Brexit: le imprese preoccupate tagliano assunzioni e investimenti
Deloitte rivela un sentiment negativo crescente in vista di un’uscita dalla Ue senza paracadute
La preoccupazione nel Regno Unito continua a crescere. L'inchiesta più recente porta la firma di Deloitte che ha intervistato 95 chief financial officer, fra cui 18 presso aziende Ftse 100 e 36 di aziende più piccole quotate all’Ftse 250. In particolare, la società di consulenza e revisione ha scoperto che l’ansia non è mai stata così alta dalla data del referendum nel 2016. Sono sempre di più, infatti, i manager che hanno contratto le assunzioni e i piani di investimento.
I dati peggiorano rispetto a tre mesi fa
Rilanciato dal Guardian, lo studio evidenzia la preoccupazione per gli effetti di lungo periodo della Brexit. Le imprese temono uno sconvolgimento nelle loro relazioni commerciali con i clienti nell'Unione europea e questo sta spingendo verso il basso l'ottimismo sulle prospettive future. In particolare, dall'ultimo sondaggio Deloitte condotto tre mesi fa, solo il 13% dei rispondenti continua a ritenersi più ottimista circa le prospettive per la propria azienda. A luglio, invece, chi si aspettava un miglioramento futuro era il 24%.
Dubbi sulle prospettive a lungo termine
Anche i sentimenti sulla Brexit sono sempre più negativi. Il 79% dei chief financial officer, infatti, teme di dover fare i conti con un peggioramento del contesto economico a lungo termine a seguito dell'uscita dall’Ue. Nel secondo trimestre, il dato era al 75%. E non è tutto, perché questo è il terzo trimestre consecutivo in cui si registra un aumento delle preoccupazioni.
Accelerano i piani di contingenza
"Le grandi multinazionali stanno facendo il punto e solo il 12% dei direttori finanziari è convinto che sia un buon momento per correre dei rischi, mentre il 44% si aspetta che i propri investimenti saranno inferiori nei prossimi tre anni”, ha aggiunto Ian Stewart, capo economista di Deloitte.
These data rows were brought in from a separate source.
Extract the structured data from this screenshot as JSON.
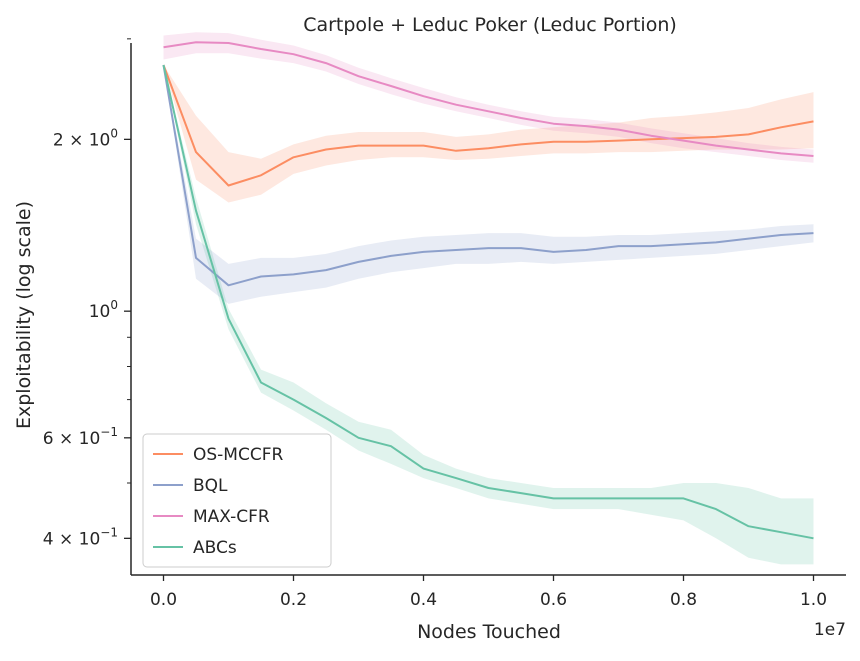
{
  "chart_data": {
    "type": "line",
    "title": "Cartpole + Leduc Poker (Leduc Portion)",
    "xlabel": "Nodes Touched",
    "ylabel": "Exploitability (log scale)",
    "x_offset_label": "1e7",
    "xlim": [
      -0.05,
      1.05
    ],
    "ylim": [
      0.345,
      2.95
    ],
    "yscale": "log",
    "x_ticks": [
      0.0,
      0.2,
      0.4,
      0.6,
      0.8,
      1.0
    ],
    "x_tick_labels": [
      "0.0",
      "0.2",
      "0.4",
      "0.6",
      "0.8",
      "1.0"
    ],
    "y_major_ticks": [
      {
        "value": 0.4,
        "mantissa": "4 × 10",
        "exponent": "−1"
      },
      {
        "value": 0.6,
        "mantissa": "6 × 10",
        "exponent": "−1"
      },
      {
        "value": 1.0,
        "mantissa": "10",
        "exponent": "0"
      },
      {
        "value": 2.0,
        "mantissa": "2 × 10",
        "exponent": "0"
      }
    ],
    "y_minor_ticks": [
      0.5,
      0.7,
      0.8,
      0.9,
      3.0
    ],
    "legend_position": "lower-left",
    "grid": false,
    "x": [
      0.0,
      0.05,
      0.1,
      0.15,
      0.2,
      0.25,
      0.3,
      0.35,
      0.4,
      0.45,
      0.5,
      0.55,
      0.6,
      0.65,
      0.7,
      0.75,
      0.8,
      0.85,
      0.9,
      0.95,
      1.0
    ],
    "series": [
      {
        "name": "OS-MCCFR",
        "color": "#fc8d62",
        "values": [
          2.7,
          1.9,
          1.66,
          1.73,
          1.86,
          1.92,
          1.95,
          1.95,
          1.95,
          1.91,
          1.93,
          1.96,
          1.98,
          1.98,
          1.99,
          2.0,
          2.01,
          2.02,
          2.04,
          2.1,
          2.15
        ],
        "lower": [
          2.7,
          1.7,
          1.55,
          1.6,
          1.74,
          1.8,
          1.84,
          1.86,
          1.86,
          1.84,
          1.85,
          1.87,
          1.89,
          1.89,
          1.9,
          1.9,
          1.91,
          1.92,
          1.92,
          1.92,
          1.93
        ],
        "upper": [
          2.7,
          2.2,
          1.9,
          1.85,
          1.96,
          2.03,
          2.06,
          2.06,
          2.06,
          2.02,
          2.04,
          2.08,
          2.1,
          2.12,
          2.14,
          2.18,
          2.2,
          2.23,
          2.27,
          2.35,
          2.42
        ]
      },
      {
        "name": "BQL",
        "color": "#8da0cb",
        "values": [
          2.7,
          1.24,
          1.11,
          1.15,
          1.16,
          1.18,
          1.22,
          1.25,
          1.27,
          1.28,
          1.29,
          1.29,
          1.27,
          1.28,
          1.3,
          1.3,
          1.31,
          1.32,
          1.34,
          1.36,
          1.37
        ],
        "lower": [
          2.7,
          1.14,
          1.03,
          1.06,
          1.08,
          1.1,
          1.14,
          1.17,
          1.19,
          1.21,
          1.21,
          1.22,
          1.21,
          1.22,
          1.23,
          1.24,
          1.25,
          1.26,
          1.28,
          1.3,
          1.32
        ],
        "upper": [
          2.7,
          1.34,
          1.21,
          1.24,
          1.24,
          1.26,
          1.3,
          1.33,
          1.35,
          1.36,
          1.37,
          1.37,
          1.35,
          1.35,
          1.36,
          1.36,
          1.37,
          1.38,
          1.39,
          1.41,
          1.42
        ]
      },
      {
        "name": "MAX-CFR",
        "color": "#e78ac3",
        "values": [
          2.9,
          2.96,
          2.95,
          2.88,
          2.82,
          2.72,
          2.58,
          2.48,
          2.38,
          2.3,
          2.24,
          2.18,
          2.13,
          2.11,
          2.08,
          2.03,
          1.99,
          1.95,
          1.92,
          1.89,
          1.87
        ],
        "lower": [
          2.76,
          2.83,
          2.83,
          2.77,
          2.72,
          2.63,
          2.5,
          2.4,
          2.31,
          2.24,
          2.18,
          2.12,
          2.07,
          2.05,
          2.02,
          1.97,
          1.93,
          1.9,
          1.87,
          1.84,
          1.82
        ],
        "upper": [
          3.04,
          3.08,
          3.07,
          2.99,
          2.92,
          2.81,
          2.67,
          2.56,
          2.46,
          2.37,
          2.3,
          2.24,
          2.19,
          2.17,
          2.14,
          2.09,
          2.05,
          2.01,
          1.97,
          1.94,
          1.92
        ]
      },
      {
        "name": "ABCs",
        "color": "#66c2a5",
        "values": [
          2.7,
          1.5,
          0.97,
          0.75,
          0.7,
          0.65,
          0.6,
          0.58,
          0.53,
          0.51,
          0.49,
          0.48,
          0.47,
          0.47,
          0.47,
          0.47,
          0.47,
          0.45,
          0.42,
          0.41,
          0.4
        ],
        "lower": [
          2.7,
          1.42,
          0.93,
          0.72,
          0.67,
          0.62,
          0.57,
          0.54,
          0.51,
          0.49,
          0.47,
          0.46,
          0.45,
          0.45,
          0.45,
          0.44,
          0.43,
          0.4,
          0.37,
          0.36,
          0.36
        ],
        "upper": [
          2.7,
          1.58,
          1.01,
          0.79,
          0.75,
          0.69,
          0.64,
          0.62,
          0.56,
          0.53,
          0.51,
          0.5,
          0.49,
          0.49,
          0.49,
          0.49,
          0.5,
          0.5,
          0.49,
          0.47,
          0.47
        ]
      }
    ]
  }
}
La preoccupazione principale riguarda un’uscita dalla Ue senza un accordo di transizione. Nei giorni scorsi, per esempio, l’amministratore delegato uscente dei Lloyd's di Londra, Inga Beale, ha rivelato che la sua azienda sta accelerando i piani di contingenza della Brexit per trasferire i contratti a una filiale di Bruxelles.
La debolezza della sterlina non aiuta le esportazioni
Anche le Camere di commercio britanniche temono che l'incertezza della Brexit danneggi l'economia del Regno Unito e trascini verso il basso la crescita. Il sondaggio trimestrale sul clima aziendale condotto dalle Camere di commercio britanniche (Bcc) ha rilevato che la percentuale di aziende di servizi che ha in programma di assumere nuovo personale è al livello più basso da 25 anni. Solo il 47% delle aziende ha dichiarato di voler assumere, in calo dal 60% di tre mesi fa, il dato più basso dal 1993.
Imprese bloccate in un limbo
A dispetto del fatto che una sterlina più debole dovrebbe rendere più competitive le esportazioni dal Regno Unito, la Bcc nota che è calato il numero di produttori che beneficia di un incremento degli ordini dall'estero. Le fabbriche, in realtà, risentono di un aumento dei costi delle materie prime che determina in molti casi un aumento dei prezzi. Adam Marshall, direttore generale della Bcc, ha sintetizzato al situazione spiegando che le imprese del Regno Unito sono "bloccate in un limbo”. Secondo Marshall, dovrebbe essere motivo di grave preoccupazione per il governo il fatto che le vendite e gli ordini in patria e all'estero sono stagnanti.